In order to achieve its goal, SEEM defines a process as shown at the bottom of Figure 3. This process comprises a series of internal activities:

■    Stage A: This is the first stage of the SEEM flow. It involves collecting and extracting information from a legacy BOSS component by observing external standards, new technology, and business requests.

■    Stage B: Upon collecting this information, SEEM performs an impact analysis according to evaluation criteria—including priority, cost/expense, and market trends.

■    Stage C: This stage is called “Roadmap Generation”. It determines a suitable approach, such as re-engineering, wrapping, or refactoring, according to the previous analysis.

■    Stage D: This stage involves rebuilding the meta-model of the BOSS component. It primarily impacts architecture, interface, interaction, and data structure. Therefore, the legacy BOSS component can be encapsulated (e.g. transformation, synchronization, and replication) and upgraded.

As these internal activities are ongoing, changes to the BOSS components are ongoing as well. The relationships are described in Figure 3. These changes can be broken down into multiple phases, as described below:

■    Probing: Data collection, configuration, meta-model extraction, and log analysis is performed.

■    Implementation: Strategies such as refactoring, wrapping, re-modeling, replacement, and tailing, are employed to realize implementation according to detailed requests.

■    Simulation & Validation: All implementation results are simulated and validated before commercial launch. Key activities in this stage include preparing a test-case, performing a dry-run, deploying environment, and organizing a team.

■    Migration & Monitoring: All validated results are migrated to the commercial environment. Data, business logic, interface, and interaction models will be changed.

To support these activities and processes, SEEM is built on a standard infrastructure which includes:

■    A UML tool: Unified Model Language (UML) is used to model and describe the request, architecture, and process flow.

■    CVS: Control Version System (CVS) is used for version and release control.

■    A ZSmart framework: ZSmart is a collection of BOSS components provided by ZTE. It is organized as multi-level architecture. The bottom level is called ZSmart framework—an open-structure framework used to implement all non-business requests (e.g. logging, reporting, and messaging).

■    A visualization tool: Since BOSS is too large to image, the visualization tool can help designers, developers, and testers easily identify changes and issues.

■    A refactoring tool: This is always included as a popular development tool (e.g. Eclipse and NetBeans).

■    A monitoring tool: This aids in quickly understanding changes which are occurring in the whole process.

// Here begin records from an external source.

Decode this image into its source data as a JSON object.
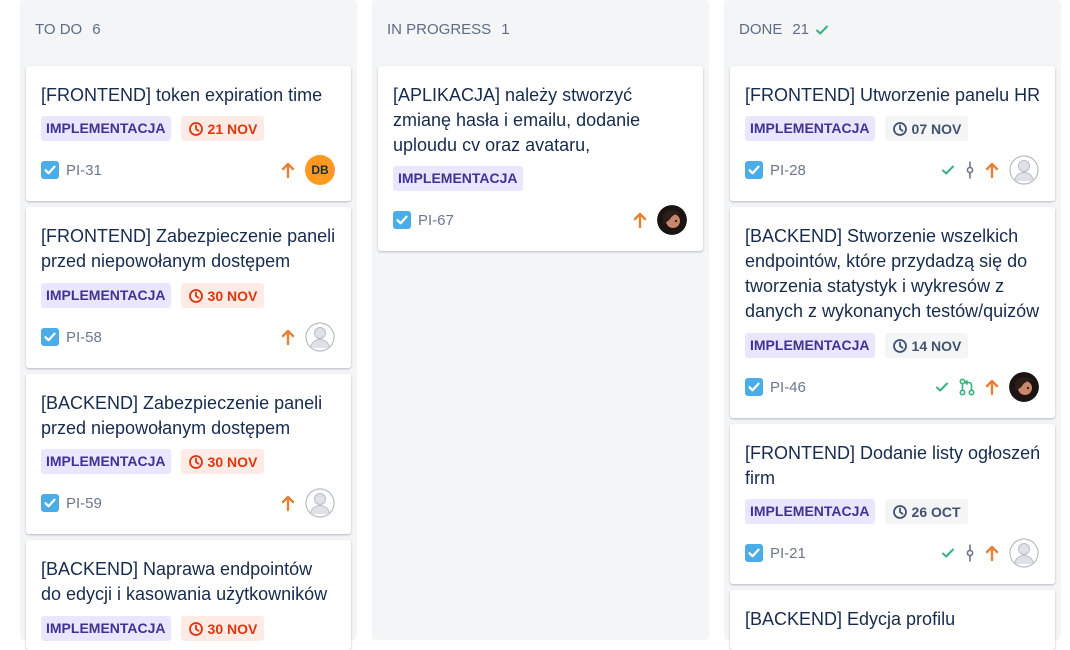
{
  "columns": [
    {
      "title": "TO DO",
      "count": "6",
      "cards": [
        {
          "title": "[FRONTEND] token expiration time",
          "epic": "IMPLEMENTACJA",
          "due": "21 NOV",
          "key": "PI-31",
          "avatar": "DB"
        },
        {
          "title": "[FRONTEND] Zabezpieczenie paneli przed niepowołanym dostępem",
          "epic": "IMPLEMENTACJA",
          "due": "30 NOV",
          "key": "PI-58"
        },
        {
          "title": "[BACKEND] Zabezpieczenie paneli przed niepowołanym dostępem",
          "epic": "IMPLEMENTACJA",
          "due": "30 NOV",
          "key": "PI-59"
        },
        {
          "title": "[BACKEND] Naprawa endpointów do edycji i kasowania użytkowników",
          "epic": "IMPLEMENTACJA",
          "due": "30 NOV"
        }
      ]
    },
    {
      "title": "IN PROGRESS",
      "count": "1",
      "cards": [
        {
          "title": "[APLIKACJA] należy stworzyć zmianę hasła i emailu, dodanie uploudu cv oraz avataru,",
          "epic": "IMPLEMENTACJA",
          "key": "PI-67"
        }
      ]
    },
    {
      "title": "DONE",
      "count": "21",
      "cards": [
        {
          "title": "[FRONTEND] Utworzenie panelu HR",
          "epic": "IMPLEMENTACJA",
          "due": "07 NOV",
          "key": "PI-28"
        },
        {
          "title": "[BACKEND] Stworzenie wszelkich endpointów, które przydadzą się do tworzenia statystyk i wykresów z danych z wykonanych testów/quizów",
          "epic": "IMPLEMENTACJA",
          "due": "14 NOV",
          "key": "PI-46"
        },
        {
          "title": "[FRONTEND] Dodanie listy ogłoszeń firm",
          "epic": "IMPLEMENTACJA",
          "due": "26 OCT",
          "key": "PI-21"
        },
        {
          "title": "[BACKEND] Edycja profilu"
        }
      ]
    }
  ],
  "icons": {
    "task": "checkbox-icon",
    "priority": "arrow-up-icon",
    "done": "checkmark-icon",
    "commit": "commit-icon",
    "pull_request": "pull-request-icon",
    "due": "clock-icon"
  },
  "colors": {
    "epic_bg": "#eae6ff",
    "epic_text": "#403294",
    "overdue_bg": "#ffebe6",
    "overdue_text": "#de350b",
    "task_blue": "#4bade8",
    "priority_orange": "#e97f33",
    "done_green": "#36b37e"
  }
}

 This approach features end-to-end capability, multiple tactics, wrapper support, extreme programming tolerance, a staged process, UML standardization, simulation embedding, separate internal/external activities, legacy technology compatibility, eTOM addressed, unified processes, and it is meta-model driven. 

Summary

Using SEEM based software evolution, software maintenance, and a Zsmart framework, a legacy BOSS component can be upgraded with less cost and effort. The main advantage of SEEM is that it balances maintenance and evolution, extends the life-cycle of legacy BOSS component, and supports a heterogeneous environment.